L'Assemblée nationale a tranché. Les motions de censure présentées par la gauche et le Rassemblement national (RN) n'ont pas trouvé preneur parmi les députés. La majorité l'emporte, et le volet "dépenses" du budget est adopté.
C'est un soulagement pour le gouvernement. Après les rejet des motions de censure formulées par le RN et la France insoumise la semaine dernière, le ministre Sébastien Lecornu a à nouveau eu recours à l'article 49.3 pour faire passer le volet "dépenses" du budget. Les députés se sont réunis le mardi 27 janvier, où les deux motions de censure ont été fermement écartées. La motion de la gauche, sauf celle du PS, a rassemblé 267 voix, loin des 289 nécessaires, et celle du RN n'a attiré que 140 voix.
Les critiques de la gauche étaient vives, dénonçant un budget qu'ils jugent "sacrificiel pour l'écologie" et remettant en question des "coupes budgétaires" particulièrement marquées dans des domaines tels que l'éducation nationale. Le RN, quant à lui, a fustigé le "reniement de la parole" du Premier ministre, arguant que le budget n'apporte aucune amélioration face à la crise du pouvoir d'achat et continue d'aggraver le déficit public.

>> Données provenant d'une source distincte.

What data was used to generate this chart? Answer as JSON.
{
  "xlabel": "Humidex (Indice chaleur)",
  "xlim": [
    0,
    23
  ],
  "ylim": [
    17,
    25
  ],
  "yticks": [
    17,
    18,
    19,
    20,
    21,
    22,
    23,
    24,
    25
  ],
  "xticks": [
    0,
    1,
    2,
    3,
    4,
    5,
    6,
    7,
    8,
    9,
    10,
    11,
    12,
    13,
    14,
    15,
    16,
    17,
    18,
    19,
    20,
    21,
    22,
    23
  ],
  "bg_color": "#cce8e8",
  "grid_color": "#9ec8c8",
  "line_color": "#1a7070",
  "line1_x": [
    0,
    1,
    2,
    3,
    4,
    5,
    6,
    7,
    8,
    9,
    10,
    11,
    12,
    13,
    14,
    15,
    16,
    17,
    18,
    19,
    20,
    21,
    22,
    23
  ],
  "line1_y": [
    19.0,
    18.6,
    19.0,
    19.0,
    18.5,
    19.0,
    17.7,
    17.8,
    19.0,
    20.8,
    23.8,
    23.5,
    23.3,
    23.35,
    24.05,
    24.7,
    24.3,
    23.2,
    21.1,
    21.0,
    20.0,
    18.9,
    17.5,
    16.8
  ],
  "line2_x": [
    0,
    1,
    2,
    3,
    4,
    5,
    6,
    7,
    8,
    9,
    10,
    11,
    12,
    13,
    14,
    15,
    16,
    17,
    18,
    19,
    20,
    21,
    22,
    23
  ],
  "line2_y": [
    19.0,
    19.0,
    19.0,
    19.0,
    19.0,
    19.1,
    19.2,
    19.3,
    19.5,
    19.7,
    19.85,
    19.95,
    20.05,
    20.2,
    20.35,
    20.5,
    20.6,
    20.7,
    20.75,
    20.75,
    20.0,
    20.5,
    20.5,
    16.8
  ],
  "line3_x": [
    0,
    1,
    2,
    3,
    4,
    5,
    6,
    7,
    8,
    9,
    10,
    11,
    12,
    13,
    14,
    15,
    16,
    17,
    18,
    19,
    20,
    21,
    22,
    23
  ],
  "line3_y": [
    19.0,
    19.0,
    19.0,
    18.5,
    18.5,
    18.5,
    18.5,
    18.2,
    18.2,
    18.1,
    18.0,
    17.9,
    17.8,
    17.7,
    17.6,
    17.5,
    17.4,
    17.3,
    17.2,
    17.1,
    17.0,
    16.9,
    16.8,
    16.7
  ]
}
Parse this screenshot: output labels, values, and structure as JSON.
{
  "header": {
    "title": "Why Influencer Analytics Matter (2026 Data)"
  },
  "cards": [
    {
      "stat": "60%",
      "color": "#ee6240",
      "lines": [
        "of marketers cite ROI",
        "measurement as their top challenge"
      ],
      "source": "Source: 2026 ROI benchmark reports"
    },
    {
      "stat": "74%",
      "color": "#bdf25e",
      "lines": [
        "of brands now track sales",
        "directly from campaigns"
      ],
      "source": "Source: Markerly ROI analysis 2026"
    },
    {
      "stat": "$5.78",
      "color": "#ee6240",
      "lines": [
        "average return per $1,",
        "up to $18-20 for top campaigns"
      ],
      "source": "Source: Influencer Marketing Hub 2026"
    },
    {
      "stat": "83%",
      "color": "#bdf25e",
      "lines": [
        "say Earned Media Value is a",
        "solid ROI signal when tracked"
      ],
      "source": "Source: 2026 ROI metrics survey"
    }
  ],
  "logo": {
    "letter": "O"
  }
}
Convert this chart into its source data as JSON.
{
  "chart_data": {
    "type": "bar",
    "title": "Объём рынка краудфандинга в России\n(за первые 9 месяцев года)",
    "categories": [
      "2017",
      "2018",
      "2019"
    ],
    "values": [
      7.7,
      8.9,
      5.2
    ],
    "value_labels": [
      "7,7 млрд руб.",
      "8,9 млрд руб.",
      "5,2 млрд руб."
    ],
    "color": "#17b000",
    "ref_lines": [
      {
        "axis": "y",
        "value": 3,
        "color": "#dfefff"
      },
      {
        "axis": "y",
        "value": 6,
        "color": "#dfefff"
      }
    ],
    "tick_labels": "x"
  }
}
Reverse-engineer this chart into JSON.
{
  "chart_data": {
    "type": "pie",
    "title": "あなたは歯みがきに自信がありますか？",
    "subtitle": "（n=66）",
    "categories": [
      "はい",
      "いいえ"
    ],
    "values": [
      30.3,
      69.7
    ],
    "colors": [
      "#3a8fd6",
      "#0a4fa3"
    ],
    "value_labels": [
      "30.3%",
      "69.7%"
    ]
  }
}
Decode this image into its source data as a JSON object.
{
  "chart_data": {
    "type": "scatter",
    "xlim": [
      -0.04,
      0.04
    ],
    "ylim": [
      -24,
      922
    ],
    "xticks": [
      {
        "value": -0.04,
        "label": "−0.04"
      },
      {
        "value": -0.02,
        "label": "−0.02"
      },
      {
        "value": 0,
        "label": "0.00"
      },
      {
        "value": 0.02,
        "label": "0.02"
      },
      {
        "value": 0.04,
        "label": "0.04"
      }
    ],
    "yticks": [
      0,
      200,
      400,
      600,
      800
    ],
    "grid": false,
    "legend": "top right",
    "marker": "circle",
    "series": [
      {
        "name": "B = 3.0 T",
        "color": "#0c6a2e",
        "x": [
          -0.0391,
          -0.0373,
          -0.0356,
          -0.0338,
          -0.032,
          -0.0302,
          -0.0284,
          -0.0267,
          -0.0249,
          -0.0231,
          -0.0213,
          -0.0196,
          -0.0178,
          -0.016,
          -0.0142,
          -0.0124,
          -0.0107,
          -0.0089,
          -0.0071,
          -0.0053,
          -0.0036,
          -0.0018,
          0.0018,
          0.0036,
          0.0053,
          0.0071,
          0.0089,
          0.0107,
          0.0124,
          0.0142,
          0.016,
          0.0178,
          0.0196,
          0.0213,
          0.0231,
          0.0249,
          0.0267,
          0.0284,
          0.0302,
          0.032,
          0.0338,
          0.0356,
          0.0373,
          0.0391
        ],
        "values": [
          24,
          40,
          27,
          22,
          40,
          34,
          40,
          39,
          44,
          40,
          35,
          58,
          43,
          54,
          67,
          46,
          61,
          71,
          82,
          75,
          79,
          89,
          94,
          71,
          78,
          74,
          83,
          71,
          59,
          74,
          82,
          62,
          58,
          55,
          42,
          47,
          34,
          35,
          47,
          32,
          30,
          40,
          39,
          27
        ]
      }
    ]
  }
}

Le Premier ministre défend sa stratégie à l'Assemblée
Sébastien Lecornu a pris la parole avant le vote sur les motions de censure, interpellant les députés de l'opposition sur le manque d'alternatives au budget qu'ils critiquaient. Il a affirmé que "la dépense ralentit réellement" et a mis en garde contre le désengagement des critiques, les invitant à préciser comment ils envisagent de faire des économies. Avant l'issue du vote, il a déclaré : "C'est un moment de vérité. Ce vote ne porte pas seulement sur un texte, mais sur la capacité de la France à définir ses priorités. Chacun ici doit assumer ses choix." Une déclaration qui souligne les tensions au sein de l'Assemblée nationale.